Você sabe que está envelhecendo quando começa a perceber que está ficando para trás. Ah o espelho, o velho espelho e já não é possível reconhecer a de antes na de agora. Alguns traços, um certo sorriso, a cor dos olhos, mas de resto, tudo mudou. A pele mudou, o formato do rosto mudou, tudo mudou. E já cantavam os poetas em versos, questionando, quem é este estranho que me olha no espelho? Quem é esta pessoa que cada vez mais se esconde debaixo da vida?
No quarto dos meus pais, na casa da infância havia um espelho na porta do guarda-roupa. Lembro que eu ficava horas diante do espelho me imaginando adulta. Usava as maquiagens da minha mãe, os sapatos e roupas dela. Um assombramento em perceber hoje como somos tão, tão diferentes. Mas naquelas manhãs e tardes, me prostrava diante do espelho mágico e me via no futuro. Nunca fui aquela que imaginei um dia. A vida é feita de realidades e desilusões.
O espelho de hoje reflete o agora mas espelha o passado. Ainda carrego as mãos de minha avó materna, os olhos da avó paterna, as pernas de meu pai, os braços não sei de quem. As sardas são do lado avermelhado da mãe e a altura do lado do pai. Olho no espelho, que trouxe de tempos atrás, ainda na porta do guarda-roupa, e envelheço. Envelheço como nunca envelheci. Por vezes nem me reconheço. O cabelo mudou, o rosto mudou, o corpo mudou.
Quem é esta estranha que me fita todas as manhãs? Às vezes ela me lembra a avó Cecília e o sorriso sempre a postos. Às vezes, a avó Virgínia, meio alheia a todos. Minha avó paterna falava, falava e de repente entrava num mundo que era só dela. Nunca soube o que encontrava em seus pensamentos. Mas ela parava de falar, se calava e pelo olhar dava para saber que estava em outro lugar que não o do agora. Às vezes sou assim, absorta de mim mesma.

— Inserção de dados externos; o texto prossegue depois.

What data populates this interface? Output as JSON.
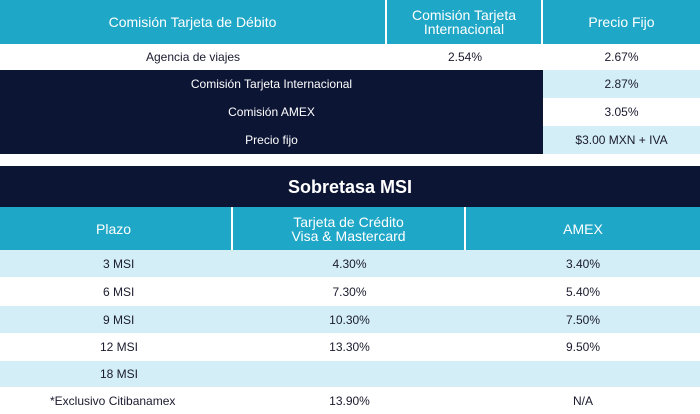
{
  "table1": {
    "headers": [
      "Comisión Tarjeta de Débito",
      "Comisión Tarjeta\nInternacional",
      "Precio Fijo"
    ],
    "first_row": {
      "label": "Agencia de viajes",
      "intl": "2.54%",
      "fijo": "2.67%"
    },
    "dark_rows": [
      {
        "label": "Comisión Tarjeta Internacional",
        "value": "2.87%"
      },
      {
        "label": "Comisión AMEX",
        "value": "3.05%"
      },
      {
        "label": "Precio fijo",
        "value": "$3.00 MXN + IVA"
      }
    ]
  },
  "table2": {
    "title": "Sobretasa MSI",
    "headers": [
      "Plazo",
      "Tarjeta de Crédito\nVisa & Mastercard",
      "AMEX"
    ],
    "rows": [
      {
        "plazo": "3 MSI",
        "visa": "4.30%",
        "amex": "3.40%"
      },
      {
        "plazo": "6 MSI",
        "visa": "7.30%",
        "amex": "5.40%"
      },
      {
        "plazo": "9 MSI",
        "visa": "10.30%",
        "amex": "7.50%"
      },
      {
        "plazo": "12 MSI",
        "visa": "13.30%",
        "amex": "9.50%"
      },
      {
        "plazo": "18 MSI",
        "visa": "",
        "amex": ""
      },
      {
        "plazo": "*Exclusivo Citibanamex",
        "visa": "13.90%",
        "amex": "N/A"
      }
    ]
  }
}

Sou isso entre as coisas. Somos todos nós que nos deparamos com o espelho e a imagem diferente de quando jovens. O espelho me reflete e eu reflito, pelos olhos, o espelho. Me afasto de espelho quando me deparo com esta desconhecida que teima em me refletir. E assim que me afasto, me esqueço dela. Só relembro quando alguém gentil no mercado, na padaria ou em sala de aula, me chama de senhora. Meu deus, eu sou uma senhora.
Guardo a imagem do espelho em mim, embora ele não me guarde. Agradeço a deus, melhor assim. Embora eu guarde em mim o espelho, o quarto de meus pais, as roupas de minha mãe, a imagem dela dentro de uma blusa azul que desejei minha infância inteira. Ela era a mulher mais linda do mundo. Ficava tão bonita com tão pouco.

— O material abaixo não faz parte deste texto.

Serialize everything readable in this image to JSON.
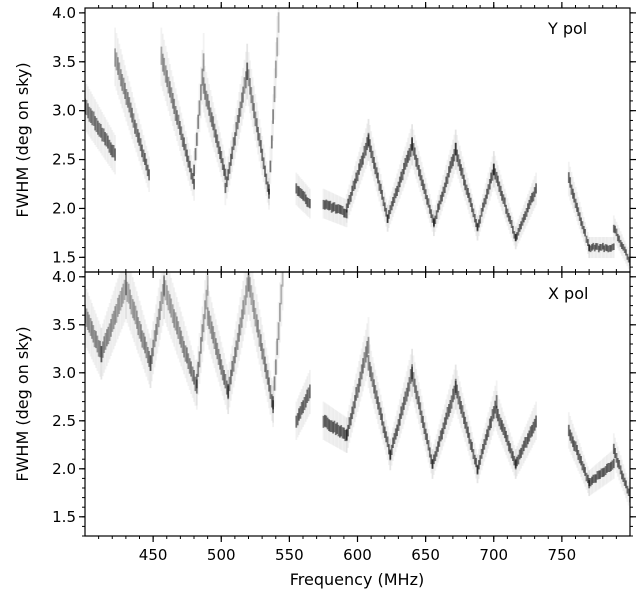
{
  "chart_data": [
    {
      "type": "scatter",
      "panel": "top",
      "title": "",
      "annotation": "Y pol",
      "xlabel": "",
      "ylabel": "FWHM (deg on sky)",
      "xlim": [
        400,
        800
      ],
      "ylim": [
        1.35,
        4.05
      ],
      "x_ticks": [
        450,
        500,
        550,
        600,
        650,
        700,
        750
      ],
      "y_ticks": [
        1.5,
        2.0,
        2.5,
        3.0,
        3.5,
        4.0
      ],
      "y_tick_labels": [
        "1.5",
        "2.0",
        "2.5",
        "3.0",
        "3.5",
        "4.0"
      ],
      "grid": false,
      "colormap": "greys (density)",
      "bands": [
        {
          "x": [
            400,
            422
          ],
          "y": [
            3.05,
            2.55
          ]
        },
        {
          "x": [
            422,
            447
          ],
          "y": [
            3.55,
            2.35
          ]
        },
        {
          "x": [
            456,
            480
          ],
          "y": [
            3.55,
            2.25
          ]
        },
        {
          "x": [
            480,
            487
          ],
          "y": [
            2.4,
            3.5
          ]
        },
        {
          "x": [
            487,
            503
          ],
          "y": [
            3.25,
            2.35
          ]
        },
        {
          "x": [
            503,
            519
          ],
          "y": [
            2.2,
            3.4
          ]
        },
        {
          "x": [
            519,
            535
          ],
          "y": [
            3.4,
            2.15
          ]
        },
        {
          "x": [
            535,
            542
          ],
          "y": [
            2.2,
            3.9
          ]
        },
        {
          "x": [
            555,
            565
          ],
          "y": [
            2.2,
            2.05
          ]
        },
        {
          "x": [
            575,
            592
          ],
          "y": [
            2.05,
            1.95
          ]
        },
        {
          "x": [
            592,
            608
          ],
          "y": [
            2.0,
            2.7
          ]
        },
        {
          "x": [
            608,
            622
          ],
          "y": [
            2.7,
            1.9
          ]
        },
        {
          "x": [
            622,
            640
          ],
          "y": [
            1.9,
            2.65
          ]
        },
        {
          "x": [
            640,
            656
          ],
          "y": [
            2.65,
            1.85
          ]
        },
        {
          "x": [
            656,
            672
          ],
          "y": [
            1.85,
            2.6
          ]
        },
        {
          "x": [
            672,
            688
          ],
          "y": [
            2.6,
            1.8
          ]
        },
        {
          "x": [
            688,
            700
          ],
          "y": [
            1.8,
            2.4
          ]
        },
        {
          "x": [
            700,
            716
          ],
          "y": [
            2.4,
            1.7
          ]
        },
        {
          "x": [
            716,
            731
          ],
          "y": [
            1.7,
            2.2
          ]
        },
        {
          "x": [
            755,
            770
          ],
          "y": [
            2.3,
            1.6
          ]
        },
        {
          "x": [
            770,
            788
          ],
          "y": [
            1.6,
            1.6
          ]
        },
        {
          "x": [
            788,
            800
          ],
          "y": [
            1.8,
            1.45
          ]
        }
      ]
    },
    {
      "type": "scatter",
      "panel": "bottom",
      "title": "",
      "annotation": "X pol",
      "xlabel": "Frequency (MHz)",
      "ylabel": "FWHM (deg on sky)",
      "xlim": [
        400,
        800
      ],
      "ylim": [
        1.3,
        4.05
      ],
      "x_ticks": [
        450,
        500,
        550,
        600,
        650,
        700,
        750
      ],
      "x_tick_labels": [
        "450",
        "500",
        "550",
        "600",
        "650",
        "700",
        "750"
      ],
      "y_ticks": [
        1.5,
        2.0,
        2.5,
        3.0,
        3.5,
        4.0
      ],
      "y_tick_labels": [
        "1.5",
        "2.0",
        "2.5",
        "3.0",
        "3.5",
        "4.0"
      ],
      "grid": false,
      "colormap": "greys (density)",
      "bands": [
        {
          "x": [
            400,
            412
          ],
          "y": [
            3.6,
            3.2
          ]
        },
        {
          "x": [
            412,
            430
          ],
          "y": [
            3.2,
            3.9
          ]
        },
        {
          "x": [
            430,
            448
          ],
          "y": [
            3.9,
            3.1
          ]
        },
        {
          "x": [
            448,
            458
          ],
          "y": [
            3.1,
            3.9
          ]
        },
        {
          "x": [
            458,
            482
          ],
          "y": [
            3.9,
            2.85
          ]
        },
        {
          "x": [
            482,
            490
          ],
          "y": [
            2.9,
            3.9
          ]
        },
        {
          "x": [
            490,
            505
          ],
          "y": [
            3.6,
            2.8
          ]
        },
        {
          "x": [
            505,
            520
          ],
          "y": [
            2.8,
            3.95
          ]
        },
        {
          "x": [
            520,
            538
          ],
          "y": [
            3.95,
            2.65
          ]
        },
        {
          "x": [
            538,
            545
          ],
          "y": [
            2.7,
            4.0
          ]
        },
        {
          "x": [
            555,
            565
          ],
          "y": [
            2.5,
            2.8
          ]
        },
        {
          "x": [
            575,
            592
          ],
          "y": [
            2.5,
            2.35
          ]
        },
        {
          "x": [
            592,
            608
          ],
          "y": [
            2.35,
            3.3
          ]
        },
        {
          "x": [
            608,
            624
          ],
          "y": [
            3.1,
            2.15
          ]
        },
        {
          "x": [
            624,
            640
          ],
          "y": [
            2.15,
            3.0
          ]
        },
        {
          "x": [
            640,
            655
          ],
          "y": [
            3.0,
            2.05
          ]
        },
        {
          "x": [
            655,
            672
          ],
          "y": [
            2.05,
            2.85
          ]
        },
        {
          "x": [
            672,
            688
          ],
          "y": [
            2.85,
            2.0
          ]
        },
        {
          "x": [
            688,
            702
          ],
          "y": [
            2.0,
            2.7
          ]
        },
        {
          "x": [
            702,
            716
          ],
          "y": [
            2.6,
            2.05
          ]
        },
        {
          "x": [
            716,
            731
          ],
          "y": [
            2.05,
            2.5
          ]
        },
        {
          "x": [
            755,
            770
          ],
          "y": [
            2.4,
            1.85
          ]
        },
        {
          "x": [
            770,
            788
          ],
          "y": [
            1.85,
            2.05
          ]
        },
        {
          "x": [
            788,
            800
          ],
          "y": [
            2.2,
            1.7
          ]
        }
      ]
    }
  ]
}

Envelhecer é um verbo que se conjuga para trás. O elástico da vida começa a encolher. Aceitar que não somos mais os mesmos é da ordem da coisa mais estranha do mundo. Escuto me dizerem, mas a cabeça é muito melhor agora. Talvez para aceitar que somos finitos. Sem envelhecer não aceitaríamos que tudo um dia acaba e mesmo assim é difícil aceitar.
Teimo em me olhar no espelho, eu que já trabalhei em televisão e gosto muito da imagem refletida, guardo em mim o reflexo de quem sou e de quem nunca serei.